To resolve or not to resolve, that is the question. Or is it?
New Year’s Resolutions are nothing new unless you’ve lived under a rock for the past 4000 years 1. Every year, your friends, family, co-workers, and absolute strangers declare their fresh intentions to the world.
Your social media feed will be full of debate around the effectiveness of setting resolutions. You’ll see headlines like: “New Year, New You,” “Resolve to Evolve,” or “Results not Resolutions.” Yes, evidence indicates that resolutions rarely work. However, this is often debated. A discussion for another day.
If there is one thing for certain, people like to start new habits on the first of the year or month, on Mondays, after major holidays, or after a significant event. This phenomenon has been dubbed “The Fresh Start Effect” 2 by researcher and economist super-nerd Dr. Katy Milkman.
Long story short, there’s a good chance you or someone in your circle will be setting New Year’s Resolutions.
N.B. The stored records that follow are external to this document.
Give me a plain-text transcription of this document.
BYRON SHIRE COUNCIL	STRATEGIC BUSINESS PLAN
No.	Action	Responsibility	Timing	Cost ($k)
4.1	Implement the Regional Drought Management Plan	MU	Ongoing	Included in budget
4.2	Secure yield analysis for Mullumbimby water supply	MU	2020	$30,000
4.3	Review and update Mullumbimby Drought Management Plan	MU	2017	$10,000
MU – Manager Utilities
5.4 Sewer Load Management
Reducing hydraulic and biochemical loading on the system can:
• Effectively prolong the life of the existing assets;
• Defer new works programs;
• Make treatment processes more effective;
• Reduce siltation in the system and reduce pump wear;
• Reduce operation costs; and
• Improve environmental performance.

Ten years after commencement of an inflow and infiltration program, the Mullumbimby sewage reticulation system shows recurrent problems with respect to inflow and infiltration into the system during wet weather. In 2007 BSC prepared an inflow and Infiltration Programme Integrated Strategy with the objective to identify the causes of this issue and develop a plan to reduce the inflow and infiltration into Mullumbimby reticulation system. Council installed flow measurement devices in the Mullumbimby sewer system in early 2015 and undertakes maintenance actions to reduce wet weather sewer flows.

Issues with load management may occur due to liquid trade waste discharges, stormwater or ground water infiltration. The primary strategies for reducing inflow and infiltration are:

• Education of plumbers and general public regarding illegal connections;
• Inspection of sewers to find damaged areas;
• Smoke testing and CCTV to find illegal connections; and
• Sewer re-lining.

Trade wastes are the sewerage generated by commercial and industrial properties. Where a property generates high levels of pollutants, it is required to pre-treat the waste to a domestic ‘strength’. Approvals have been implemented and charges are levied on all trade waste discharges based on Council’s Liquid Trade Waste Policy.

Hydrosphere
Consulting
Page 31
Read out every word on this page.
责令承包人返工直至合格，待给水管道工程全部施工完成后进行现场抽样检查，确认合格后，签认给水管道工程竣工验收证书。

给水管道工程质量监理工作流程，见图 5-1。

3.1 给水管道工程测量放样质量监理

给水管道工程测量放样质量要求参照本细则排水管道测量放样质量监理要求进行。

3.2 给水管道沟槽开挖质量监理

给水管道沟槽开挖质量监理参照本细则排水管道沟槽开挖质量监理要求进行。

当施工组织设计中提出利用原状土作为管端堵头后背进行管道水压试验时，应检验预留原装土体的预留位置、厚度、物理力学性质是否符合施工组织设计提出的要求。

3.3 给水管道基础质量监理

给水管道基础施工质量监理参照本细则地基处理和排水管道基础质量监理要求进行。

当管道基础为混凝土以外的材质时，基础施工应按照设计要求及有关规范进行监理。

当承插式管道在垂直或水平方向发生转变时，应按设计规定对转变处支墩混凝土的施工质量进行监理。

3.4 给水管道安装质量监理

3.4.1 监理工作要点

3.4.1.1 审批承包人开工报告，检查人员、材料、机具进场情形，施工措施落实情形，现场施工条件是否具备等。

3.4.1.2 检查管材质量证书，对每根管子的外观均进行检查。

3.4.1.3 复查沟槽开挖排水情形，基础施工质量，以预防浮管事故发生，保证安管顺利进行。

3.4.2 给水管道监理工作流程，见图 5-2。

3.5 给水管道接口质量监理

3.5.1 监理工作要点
Rather than criticize or ignore your friends who choose to set resolutions, try these:
1) Have empathy.
Change is hard. Like really hard. Someone who hints at the idea of making change should be supported, even if the change seems irrational. Therapists would dub this talk as “change talk.” Whether right or wrong, the intention of change can be turned into action.
2) Seek Clarity (Without Judgement).
Goals are often set as ambitious outcomes. These might be “lose 30 pounds” or “run a half-marathon.” These are great starts to the goal-setting process but are merely a destination without direction. You can be a goal-setting super friend by helping them clarify how they might achieve these goals.
Ask these questions:
What daily actions can they do to achieve their goal?
How do these daily actions fit into their current lifestyle?
What resources might they need to achieve their goal?
How can they measure, track, and evaluate their progress?
What progress indicators might they seek on their journey?
A word of caution: Be sure to flow with their ideas and not inject your own. For example, someone wanting to lose 30lbs in a month might be irrational to you, but to them, it might not seem so illogical.
What is helpful in these situations is to clarify what they might need to do to obtain that irrational goal. Often, the realization of the extreme measures they might need to take will help them readjust their overly ambitious goal.
Clarity will come; it might take some back and forth.
3) Offer Support.
Support can be as simple as listening or asking the occasional “How’s your [insert goal] going?” You could join them on their journey. Or you could help them find the resources they need to achieve their goals (insert shameless plug for joefitness).
New Year’s Resolutions aren’t going away anytime soon. No matter what you think of them, they can be helpful. Rather than debating them, let’s use them as an opportunity.